More advanced Optimization Algorithms are not discussed - why?

https://www.coursera.org/learn/deep-neural-network/home/week/2

Various variants of Gradient Descent are discussed (SGD, RMSProp, Adam), but
there is no mention about “more sophisticated off-the-shelf optimization methods such as Limited memory BFGS (L-BFGS) and Conjugate gradient (CG)”
as described in On optimization methods for deep learning by Quoc V. Le, Jiquan Ngiam, Adam Coates, Abhik Lahiri, Bobby Prochnow, and Andrew Y. Ng

What is the reason for that?

1 Like

That paper is 12 years old. That’s a very long time in the machine learning field.
Apparently those methods are not needed with the current sets of tools.

1 Like

As Tom says, a lot can change in 12 years. Not just in software: there’s Moore’s Law to keep in mind as well. What constituted “Limited Memory” in 2012 was quite a bit smaller than it is today. :nerd_face:

1 Like

I am not aware of any research/papers showing described Gradient Descent variants (Adam, etc) outperforming L-BFGS/CG (I would appreciate some pointers!). Anyhow, some discussion about pros and cons of these methods would be a nice addition.

1 Like

Here’s the docpage that shows the list of optimizers provided by TensorFlow. TF is implemented by Google and is one of the state of the art platforms that many people use for implementing ML/DL systems. I have not yet tried doing any literature searches on the question you posed, but I assume that the researchers at Google from Jeff Dean on down are aware of the literature. If BFGS is better than the other algorithms on the list, then why did they not include it on the above list? Or maybe it’s really there, but it’s been further elaborated in the meantime and is called something different now?

1 Like

I am not advocating for L-BFGS as a “silver bullet” solution. However, typically methods which try to incorporate second-order information (when possible) perform better, and also a “adaptive” methods which do not require extensive hyperparameter tuning should be more desirable. Oh well, maybe nobody bothered recently to do any head-to-head comparison of different optimization methods in deep learning context.

I recommend you read up on the Adam method.

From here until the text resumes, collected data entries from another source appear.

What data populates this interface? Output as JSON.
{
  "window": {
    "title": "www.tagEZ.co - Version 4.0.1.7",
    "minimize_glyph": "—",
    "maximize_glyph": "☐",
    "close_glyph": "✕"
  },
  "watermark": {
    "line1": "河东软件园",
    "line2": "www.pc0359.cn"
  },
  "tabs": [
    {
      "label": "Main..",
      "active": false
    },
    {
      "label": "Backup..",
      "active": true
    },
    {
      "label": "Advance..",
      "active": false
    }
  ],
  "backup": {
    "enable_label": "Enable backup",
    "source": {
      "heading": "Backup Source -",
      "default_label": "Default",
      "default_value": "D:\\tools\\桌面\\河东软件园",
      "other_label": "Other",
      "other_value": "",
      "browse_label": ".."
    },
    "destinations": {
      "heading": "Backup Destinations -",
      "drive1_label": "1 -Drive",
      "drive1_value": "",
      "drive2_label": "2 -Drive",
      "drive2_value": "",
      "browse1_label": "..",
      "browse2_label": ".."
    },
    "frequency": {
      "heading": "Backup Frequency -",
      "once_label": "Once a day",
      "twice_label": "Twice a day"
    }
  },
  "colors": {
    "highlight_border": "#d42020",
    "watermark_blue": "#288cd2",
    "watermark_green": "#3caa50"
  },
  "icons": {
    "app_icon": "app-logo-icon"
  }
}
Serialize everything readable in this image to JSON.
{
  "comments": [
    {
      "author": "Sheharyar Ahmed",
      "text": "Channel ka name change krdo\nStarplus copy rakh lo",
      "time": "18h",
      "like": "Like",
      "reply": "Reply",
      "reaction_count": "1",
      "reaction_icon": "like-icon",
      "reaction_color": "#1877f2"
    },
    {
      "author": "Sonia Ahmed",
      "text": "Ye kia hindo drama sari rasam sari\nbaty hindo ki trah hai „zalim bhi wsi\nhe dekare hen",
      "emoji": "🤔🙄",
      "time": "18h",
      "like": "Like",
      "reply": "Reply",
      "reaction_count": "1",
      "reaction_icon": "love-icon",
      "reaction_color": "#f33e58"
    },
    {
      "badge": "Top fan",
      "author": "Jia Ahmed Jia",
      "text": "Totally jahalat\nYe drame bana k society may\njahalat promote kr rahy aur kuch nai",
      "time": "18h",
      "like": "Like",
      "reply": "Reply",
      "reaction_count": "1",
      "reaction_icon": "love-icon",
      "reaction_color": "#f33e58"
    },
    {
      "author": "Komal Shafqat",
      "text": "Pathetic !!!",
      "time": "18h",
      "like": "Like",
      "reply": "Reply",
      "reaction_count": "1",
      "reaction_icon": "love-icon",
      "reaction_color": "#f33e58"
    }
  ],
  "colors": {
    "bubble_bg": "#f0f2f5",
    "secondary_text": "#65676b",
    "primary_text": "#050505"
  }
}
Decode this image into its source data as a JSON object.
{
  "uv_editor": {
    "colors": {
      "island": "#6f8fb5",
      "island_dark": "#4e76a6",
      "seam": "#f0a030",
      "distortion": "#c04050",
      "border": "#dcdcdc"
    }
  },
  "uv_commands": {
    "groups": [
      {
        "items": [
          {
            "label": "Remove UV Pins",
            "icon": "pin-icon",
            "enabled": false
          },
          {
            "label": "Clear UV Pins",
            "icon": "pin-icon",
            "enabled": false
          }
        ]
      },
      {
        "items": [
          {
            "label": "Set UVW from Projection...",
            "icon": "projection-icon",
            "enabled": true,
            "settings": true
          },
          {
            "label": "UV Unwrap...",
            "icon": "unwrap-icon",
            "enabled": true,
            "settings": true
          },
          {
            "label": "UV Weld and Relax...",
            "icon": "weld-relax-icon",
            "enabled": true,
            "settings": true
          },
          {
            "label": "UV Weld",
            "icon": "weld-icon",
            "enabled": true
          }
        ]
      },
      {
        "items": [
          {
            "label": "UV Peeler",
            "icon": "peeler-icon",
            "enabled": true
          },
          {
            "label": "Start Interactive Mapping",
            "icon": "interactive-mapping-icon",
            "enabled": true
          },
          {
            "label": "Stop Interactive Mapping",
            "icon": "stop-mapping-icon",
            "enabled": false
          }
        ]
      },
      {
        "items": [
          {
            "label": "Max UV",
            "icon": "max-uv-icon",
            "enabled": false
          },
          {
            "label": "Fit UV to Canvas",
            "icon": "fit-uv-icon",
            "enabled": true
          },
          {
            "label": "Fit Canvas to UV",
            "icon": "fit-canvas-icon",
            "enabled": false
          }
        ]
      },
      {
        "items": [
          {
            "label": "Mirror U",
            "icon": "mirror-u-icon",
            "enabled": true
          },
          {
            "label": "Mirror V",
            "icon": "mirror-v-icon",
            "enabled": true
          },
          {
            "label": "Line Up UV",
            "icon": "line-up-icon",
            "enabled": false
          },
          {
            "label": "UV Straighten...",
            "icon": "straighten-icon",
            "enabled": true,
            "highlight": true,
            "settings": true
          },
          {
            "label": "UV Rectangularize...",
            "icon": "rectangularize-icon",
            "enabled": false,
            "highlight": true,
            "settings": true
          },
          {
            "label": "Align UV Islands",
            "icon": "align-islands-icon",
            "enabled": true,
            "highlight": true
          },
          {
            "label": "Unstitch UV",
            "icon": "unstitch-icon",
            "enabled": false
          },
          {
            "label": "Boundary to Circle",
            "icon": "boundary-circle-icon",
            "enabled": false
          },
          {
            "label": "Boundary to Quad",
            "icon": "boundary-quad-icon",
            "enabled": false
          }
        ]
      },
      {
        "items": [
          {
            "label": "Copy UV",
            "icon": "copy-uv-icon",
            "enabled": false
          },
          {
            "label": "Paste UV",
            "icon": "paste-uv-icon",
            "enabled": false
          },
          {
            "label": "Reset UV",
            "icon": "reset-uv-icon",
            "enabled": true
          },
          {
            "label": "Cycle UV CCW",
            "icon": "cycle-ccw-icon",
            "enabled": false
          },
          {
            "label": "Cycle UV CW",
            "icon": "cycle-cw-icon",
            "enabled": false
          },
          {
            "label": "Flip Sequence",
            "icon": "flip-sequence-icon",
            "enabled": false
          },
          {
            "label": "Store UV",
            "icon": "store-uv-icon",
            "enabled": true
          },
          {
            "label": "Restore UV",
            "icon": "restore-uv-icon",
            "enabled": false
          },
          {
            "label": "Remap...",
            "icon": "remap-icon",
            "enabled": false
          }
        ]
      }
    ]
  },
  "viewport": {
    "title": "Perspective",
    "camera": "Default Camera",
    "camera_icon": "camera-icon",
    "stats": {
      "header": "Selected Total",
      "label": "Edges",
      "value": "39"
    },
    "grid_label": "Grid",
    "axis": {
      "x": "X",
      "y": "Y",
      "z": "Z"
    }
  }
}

I think that is not a good assumption. Optimizing training performance is a very big deal and will be for the foreseeable future. Even as Moore’s Law gives us faster more capable hardware every year, the types of models people want to train are always at the hairy edge of what is possible. Look at the history of the parameter counts on GPT-3 and GPT-4 and what is proposed for GPT-5.

You should not assume that people have just been lazy and ignored or couldn’t be troubled to look at L-BFGS. My assumption is that they considered it and decided that other methods worked better in general, but we need to do more research to confirm that.

“Bothered” was a bad choice of the word on my part. I fully understand that comparing multiple optimization methods on fairly representative set of problems is not a trivial undertaking, and in no way intend to suggest that lack of such recent comprehensive assessment is due to laziness etc. Rather, the lack of such comparison illustrates to me the difficulty of such undertaking.